FIG. 3 schematically shows exemplary courses of the ionization current / at three different air numbers A _c as a function of the input power P, _n . It can be seen that the ionization flow / in a rich mixture range (eg A _c = 1, 1) is greater and drops to a lean mixture range (eg A _c = 1, 3 ... 1, 5). It is noticeable that the ionization current / at a constant air ratio A _c (eg A _c = 1, 3) in a range 70 small input powers P, _n decreases significantly in intensity.
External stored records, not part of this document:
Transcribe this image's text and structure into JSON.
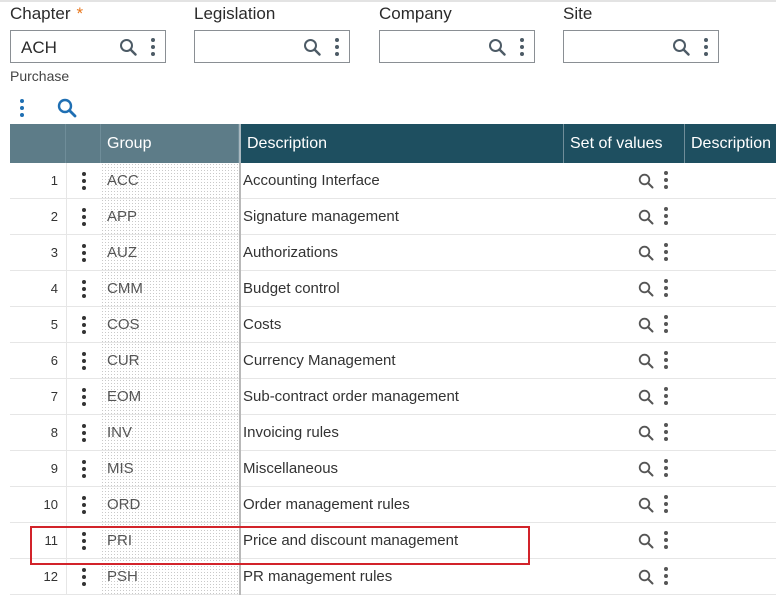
{
  "fields": {
    "chapter": {
      "label": "Chapter",
      "required_mark": "*",
      "value": "ACH",
      "description": "Purchase"
    },
    "legislation": {
      "label": "Legislation",
      "value": ""
    },
    "company": {
      "label": "Company",
      "value": ""
    },
    "site": {
      "label": "Site",
      "value": ""
    }
  },
  "colors": {
    "header_bg": "#1e4f60",
    "header_fixed_bg": "#5d7c88",
    "required": "#e8761c",
    "highlight": "#d2232a",
    "toolbar_icon": "#1f6fb3"
  },
  "toolbar": {
    "icons": [
      "more-vertical-icon",
      "search-icon"
    ]
  },
  "grid": {
    "columns": [
      "Group",
      "Description",
      "Set of values",
      "Description"
    ],
    "rows": [
      {
        "num": "1",
        "group": "ACC",
        "description": "Accounting Interface"
      },
      {
        "num": "2",
        "group": "APP",
        "description": "Signature management"
      },
      {
        "num": "3",
        "group": "AUZ",
        "description": "Authorizations"
      },
      {
        "num": "4",
        "group": "CMM",
        "description": "Budget control"
      },
      {
        "num": "5",
        "group": "COS",
        "description": "Costs"
      },
      {
        "num": "6",
        "group": "CUR",
        "description": "Currency Management"
      },
      {
        "num": "7",
        "group": "EOM",
        "description": "Sub-contract order management"
      },
      {
        "num": "8",
        "group": "INV",
        "description": "Invoicing rules"
      },
      {
        "num": "9",
        "group": "MIS",
        "description": "Miscellaneous"
      },
      {
        "num": "10",
        "group": "ORD",
        "description": "Order management rules"
      },
      {
        "num": "11",
        "group": "PRI",
        "description": "Price and discount management",
        "highlighted": true
      },
      {
        "num": "12",
        "group": "PSH",
        "description": "PR management rules"
      }
    ]
  }
}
In the region 70 of small input powers P, _n , the ionization current / its unambiguous assignment loses to the air ratio A _c . By using the input power Pin ascertained in operating step 66 in addition to the ionization current /, the instantaneous air ratio A can be directly determined by means of the control and / or regulating unit 12 over the entire input power range 72, in particular also in the range 70 of small input powers Ρ, _{η c are} determined.

Claims

claims

1 . Heater device with at least one control and / or regulating unit (12), which is provided to determine an air ratio (A _c ) of a combustion, characterized in that the control and / or regulating unit (12) is provided in at least an operating state, the air ratio (A _c ) based on an input power (Ρ, _η ) and a lonisationsstrom (/) to determine.
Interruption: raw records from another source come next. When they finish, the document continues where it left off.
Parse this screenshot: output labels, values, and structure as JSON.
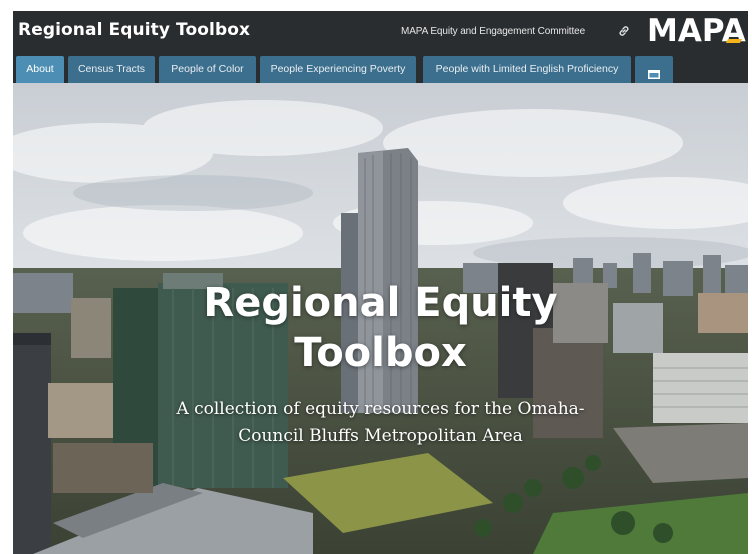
{
  "header": {
    "title": "Regional Equity Toolbox",
    "org_link_text": "MAPA Equity and Engagement Committee",
    "logo_text": "MAPA",
    "link_icon": "link-icon"
  },
  "tabs": [
    {
      "label": "About",
      "active": true
    },
    {
      "label": "Census Tracts",
      "active": false
    },
    {
      "label": "People of Color",
      "active": false
    },
    {
      "label": "People Experiencing Poverty",
      "active": false
    },
    {
      "label": "People with Limited English Proficiency",
      "active": false
    },
    {
      "label": "",
      "icon": "window-icon",
      "active": false
    }
  ],
  "hero": {
    "title_line1": "Regional Equity",
    "title_line2": "Toolbox",
    "subtitle_line1": "A collection of equity resources for the Omaha-",
    "subtitle_line2": "Council Bluffs Metropolitan Area"
  },
  "colors": {
    "header_bg": "#2a2d30",
    "tab_bg": "#3c6f8d",
    "tab_active_bg": "#4d8fb4",
    "logo_accent": "#f4b41a"
  }
}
2. Heater device according to claim 1, characterized in that the

Control and / or regulating unit (12) is provided to determine the input power (Ρ, _η ) based on an output power (P ₀ ut) and a thermal efficiency (η).

3. heater device according to claim 2, characterized in that the

Control and / or regulating unit (12) is provided to determine the output power (Pout) based on a temperature (Τ, _η , T _ou t) of a fluid and / or a fluid flow (q _m ).

4. Heater device according to one of the preceding claims, characterized by at least one temperature sensor (14, 48) which is provided to detect an input temperature (Τ, _η ) and / or an output temperature (T _ou t) of the fluid.

Heater device according to one of the preceding claims, characterized by at least one ionization probe (16), which is intended to detect an ionization current (/) within a combustion flame.

Heating device according to one of the preceding claims, characterized by at least one flow _meter (18), which is provided to detect a fluid flow (q _m ).

7. Heater device according to one of the preceding claims, characterized in that the control and / or regulating unit (12) is provided to determine a fluid flow (q _m ) based on at least one performance characteristic of a fluid pump (20).

8. A heater device according to claim 7, characterized in that the power characteristic of a pump speed (60) and / or of an electrical power consumption (62) of the fluid pump (20) is formed.

9. heater, in particular gas blower burner, with at least one heater device (10) according to one of the preceding claims.

10. A method for operating a heater device (10), in particular according to one of claims 1 to 8, characterized in that an air ratio (A _c ) combustion based on an input power (Ρ, _η ) and a lonisationsstrom (/) is determined.